Mobilidade urbana: desafio imediato

Mobilidade urbana: desafio imediato

Gustavo Fruet*

22 de julho de 2020 | 09h00

Gustavo Fruet. Foto: Divulgação

O atual modelo de mobilidade nas grandes cidades brasileiras está no limite do esgotamento. Pelos dados públicos – inclusive das entidades nacionais de empresas – atualmente praticamente só se discute a tarifa e formas de subsídio.

E esse cenário desnudou de vez com a pandemia. Inevitável o impacto na mobilidade, e não só no sistema de transporte. Há questões emergenciais e a necessidade de repensar o sistema para o futuro.

Neste momento, os dados públicos indicam redução significativa de passageiros, o que já era uma tendência. Em algumas cidades os índices estão próximos de 80%.

Soma-se a isso a redução de oferta de serviços, que gerou mais aglomeração em determinados horários; queda expressiva na receita, em torno de R$ 2,5 bilhões (valor objeto de pedido no programa emergencial de transporte social); redução de jornada, suspensão de contratos e demissões; e até pedido de falência e devolução de concessão.

Nesta pandemia, ganha relevância o conceito de mobilidade sustentável, tendência em muitas cidades do chamado primeiro mundo.

Berlim ampliou ciclovias permanentes e temporárias. Mesma tendência de outras cidades europeias, como Viena e Milão, que estão compartilhando mais as vias públicas, priorizando espaços para pedestres e ciclistas.

Bogotá implantou ciclovias temporárias em dias, extensão e horários diferentes.

Pequim já testa um sistema de agendamento e marcação de transporte público.

Alguns exemplos que indicam a tendência em reduzir o transporte individual (evitar), direcionar para um transporte seguro e limpo, incentivando a mobilidade ativa (mudar) e melhorando as operações dos sistemas convencionais (melhorar).

E no Brasil, quais são as medidas do governo federal? Quais iniciativas das cidades?

Apesar da União, cada vez mais, ter papel nesta engenharia, o que se verifica são ações restritas no aspecto fiscal, poucas linhas de financiamento e orçamento para projetos.

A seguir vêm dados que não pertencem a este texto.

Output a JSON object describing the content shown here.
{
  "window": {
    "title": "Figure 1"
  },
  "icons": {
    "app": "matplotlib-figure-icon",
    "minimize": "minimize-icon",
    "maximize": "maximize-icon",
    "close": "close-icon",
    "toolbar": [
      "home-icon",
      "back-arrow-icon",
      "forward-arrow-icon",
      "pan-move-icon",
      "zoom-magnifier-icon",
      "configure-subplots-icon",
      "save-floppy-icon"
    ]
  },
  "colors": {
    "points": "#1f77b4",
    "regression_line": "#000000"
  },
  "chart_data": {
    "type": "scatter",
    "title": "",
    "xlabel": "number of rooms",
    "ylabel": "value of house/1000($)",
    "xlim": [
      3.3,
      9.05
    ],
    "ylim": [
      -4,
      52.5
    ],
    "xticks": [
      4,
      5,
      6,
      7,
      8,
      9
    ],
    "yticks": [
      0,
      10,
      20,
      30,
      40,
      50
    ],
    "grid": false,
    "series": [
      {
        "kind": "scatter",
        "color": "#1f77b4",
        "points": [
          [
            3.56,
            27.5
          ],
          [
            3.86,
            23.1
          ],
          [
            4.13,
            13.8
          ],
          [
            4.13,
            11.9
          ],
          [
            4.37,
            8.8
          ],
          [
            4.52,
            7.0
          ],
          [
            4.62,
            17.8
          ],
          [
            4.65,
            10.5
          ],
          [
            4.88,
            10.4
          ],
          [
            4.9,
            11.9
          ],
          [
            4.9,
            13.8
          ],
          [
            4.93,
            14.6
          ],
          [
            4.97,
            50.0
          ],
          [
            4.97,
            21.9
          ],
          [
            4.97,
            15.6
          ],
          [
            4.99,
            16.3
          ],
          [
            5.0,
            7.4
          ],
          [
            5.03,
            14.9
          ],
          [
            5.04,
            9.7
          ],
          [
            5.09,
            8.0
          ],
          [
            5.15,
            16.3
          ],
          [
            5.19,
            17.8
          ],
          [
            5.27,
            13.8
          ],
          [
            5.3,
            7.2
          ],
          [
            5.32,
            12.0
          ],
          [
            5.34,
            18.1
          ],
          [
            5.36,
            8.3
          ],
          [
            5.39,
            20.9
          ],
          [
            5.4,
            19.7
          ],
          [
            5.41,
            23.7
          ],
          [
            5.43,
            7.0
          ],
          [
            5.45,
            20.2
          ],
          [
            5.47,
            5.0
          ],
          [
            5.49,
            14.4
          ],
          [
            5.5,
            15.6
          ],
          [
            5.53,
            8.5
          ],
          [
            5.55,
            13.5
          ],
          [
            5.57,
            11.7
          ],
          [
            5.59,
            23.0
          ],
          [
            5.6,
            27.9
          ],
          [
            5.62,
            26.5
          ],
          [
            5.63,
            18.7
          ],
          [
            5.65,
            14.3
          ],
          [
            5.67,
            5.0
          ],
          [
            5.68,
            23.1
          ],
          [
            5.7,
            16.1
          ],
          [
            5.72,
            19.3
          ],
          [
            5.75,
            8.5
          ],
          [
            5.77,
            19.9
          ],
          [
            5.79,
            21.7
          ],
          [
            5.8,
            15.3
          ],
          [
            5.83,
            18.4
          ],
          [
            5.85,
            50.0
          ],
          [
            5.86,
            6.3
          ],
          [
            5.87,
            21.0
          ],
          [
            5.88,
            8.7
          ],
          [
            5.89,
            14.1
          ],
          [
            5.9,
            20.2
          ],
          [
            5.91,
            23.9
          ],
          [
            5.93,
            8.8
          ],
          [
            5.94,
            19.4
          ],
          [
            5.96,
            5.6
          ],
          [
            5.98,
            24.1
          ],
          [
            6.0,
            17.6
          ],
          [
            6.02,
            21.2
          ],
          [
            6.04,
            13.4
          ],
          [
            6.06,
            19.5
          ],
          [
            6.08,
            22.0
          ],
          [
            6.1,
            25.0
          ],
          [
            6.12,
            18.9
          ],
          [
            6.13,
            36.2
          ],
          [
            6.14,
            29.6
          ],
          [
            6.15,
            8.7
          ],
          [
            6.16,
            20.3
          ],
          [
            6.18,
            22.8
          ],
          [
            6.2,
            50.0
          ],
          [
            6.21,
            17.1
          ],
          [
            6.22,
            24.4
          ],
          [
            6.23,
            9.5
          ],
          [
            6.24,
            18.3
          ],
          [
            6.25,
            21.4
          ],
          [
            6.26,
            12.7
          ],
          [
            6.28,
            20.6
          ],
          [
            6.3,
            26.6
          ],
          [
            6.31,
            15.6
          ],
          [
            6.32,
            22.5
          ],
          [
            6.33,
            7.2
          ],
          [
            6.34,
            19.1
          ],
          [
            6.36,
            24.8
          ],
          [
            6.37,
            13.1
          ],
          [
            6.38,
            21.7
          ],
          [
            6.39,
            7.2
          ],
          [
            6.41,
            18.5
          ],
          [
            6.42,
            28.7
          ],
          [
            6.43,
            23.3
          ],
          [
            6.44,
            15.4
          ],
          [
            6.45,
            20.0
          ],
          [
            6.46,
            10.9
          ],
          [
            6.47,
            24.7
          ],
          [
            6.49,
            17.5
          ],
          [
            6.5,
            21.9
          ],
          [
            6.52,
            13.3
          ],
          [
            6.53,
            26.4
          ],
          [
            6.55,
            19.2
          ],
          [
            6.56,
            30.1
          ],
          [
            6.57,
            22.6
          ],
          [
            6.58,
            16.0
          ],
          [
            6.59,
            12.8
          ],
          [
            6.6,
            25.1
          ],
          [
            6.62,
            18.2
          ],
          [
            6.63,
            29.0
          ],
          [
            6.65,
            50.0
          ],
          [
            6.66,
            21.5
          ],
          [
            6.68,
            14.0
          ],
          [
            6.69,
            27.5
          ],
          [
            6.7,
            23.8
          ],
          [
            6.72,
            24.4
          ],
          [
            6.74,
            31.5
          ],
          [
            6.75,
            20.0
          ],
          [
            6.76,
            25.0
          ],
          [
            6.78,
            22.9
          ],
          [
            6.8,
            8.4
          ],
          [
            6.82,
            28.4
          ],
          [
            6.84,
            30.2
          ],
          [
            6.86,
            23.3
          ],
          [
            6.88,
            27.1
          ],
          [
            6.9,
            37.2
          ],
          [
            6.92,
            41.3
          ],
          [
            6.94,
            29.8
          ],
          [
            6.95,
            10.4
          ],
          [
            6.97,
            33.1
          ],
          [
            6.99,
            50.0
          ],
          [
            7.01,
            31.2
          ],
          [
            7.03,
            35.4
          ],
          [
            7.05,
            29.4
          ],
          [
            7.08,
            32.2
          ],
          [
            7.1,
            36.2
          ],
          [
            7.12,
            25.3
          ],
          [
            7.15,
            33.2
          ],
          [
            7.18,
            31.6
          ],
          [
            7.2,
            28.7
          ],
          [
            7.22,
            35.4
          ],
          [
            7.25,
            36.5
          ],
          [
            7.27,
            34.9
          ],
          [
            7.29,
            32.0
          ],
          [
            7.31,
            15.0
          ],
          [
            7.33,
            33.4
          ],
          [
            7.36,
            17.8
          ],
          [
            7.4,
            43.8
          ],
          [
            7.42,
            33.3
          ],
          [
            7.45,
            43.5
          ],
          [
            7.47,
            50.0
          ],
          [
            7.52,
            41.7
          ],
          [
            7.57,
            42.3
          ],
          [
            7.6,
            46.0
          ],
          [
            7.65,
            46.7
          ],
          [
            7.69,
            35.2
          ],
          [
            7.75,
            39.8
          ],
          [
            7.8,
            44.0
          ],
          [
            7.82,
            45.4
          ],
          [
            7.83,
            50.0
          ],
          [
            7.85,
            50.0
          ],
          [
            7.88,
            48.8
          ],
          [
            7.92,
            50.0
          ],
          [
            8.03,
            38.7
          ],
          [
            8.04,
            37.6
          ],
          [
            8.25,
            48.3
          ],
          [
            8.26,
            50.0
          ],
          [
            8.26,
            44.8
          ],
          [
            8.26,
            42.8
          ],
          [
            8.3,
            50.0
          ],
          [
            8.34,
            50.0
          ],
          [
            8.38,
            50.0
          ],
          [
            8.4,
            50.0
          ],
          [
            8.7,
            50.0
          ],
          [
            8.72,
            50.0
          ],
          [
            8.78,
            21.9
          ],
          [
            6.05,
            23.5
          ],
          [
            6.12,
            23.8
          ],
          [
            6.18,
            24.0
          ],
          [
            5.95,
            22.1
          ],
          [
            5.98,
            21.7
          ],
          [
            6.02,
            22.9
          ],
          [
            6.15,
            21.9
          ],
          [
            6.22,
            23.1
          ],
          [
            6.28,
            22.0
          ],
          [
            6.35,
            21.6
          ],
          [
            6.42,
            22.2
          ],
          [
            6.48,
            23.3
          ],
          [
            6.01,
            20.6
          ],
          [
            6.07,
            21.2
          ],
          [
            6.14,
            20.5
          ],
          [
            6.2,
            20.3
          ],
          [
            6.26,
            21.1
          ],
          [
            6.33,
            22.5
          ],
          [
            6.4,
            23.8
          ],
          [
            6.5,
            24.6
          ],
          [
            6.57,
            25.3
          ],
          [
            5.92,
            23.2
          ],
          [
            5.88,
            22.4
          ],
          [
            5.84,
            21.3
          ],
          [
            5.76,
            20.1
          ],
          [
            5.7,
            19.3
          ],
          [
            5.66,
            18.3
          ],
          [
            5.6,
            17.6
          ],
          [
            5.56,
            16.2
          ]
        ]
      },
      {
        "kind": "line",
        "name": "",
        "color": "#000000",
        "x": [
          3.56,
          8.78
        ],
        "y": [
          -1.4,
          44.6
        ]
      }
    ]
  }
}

Além do debate quase insano sobre o Código de Trânsito Brasileiro.

Se o número de veículos de transporte individual continuar crescendo – mesmo com a queda de vendas neste período – como o trânsito das grandes cidades irá fluir? Pedestres e ciclistas terão espaço? Existem soluções práticas, atrativas e viáveis para o transporte coletivo?

Apesar do avanço dos aplicativos, há uma grande parcela de usuários que continuará dependendo da melhoria e modernização do atual sistema.

Projetos de alta capacidade, como metrô perdem capacidade de investimento.

Sistemas de média capacidade demandam menos recursos, mas também sofrem com as limitações e com um modelo de negócios tradicional, que já não há capital para grandes investimentos, mesmo como toda segurança jurídica e mesmo que venha um revolucionário modelo de PPP.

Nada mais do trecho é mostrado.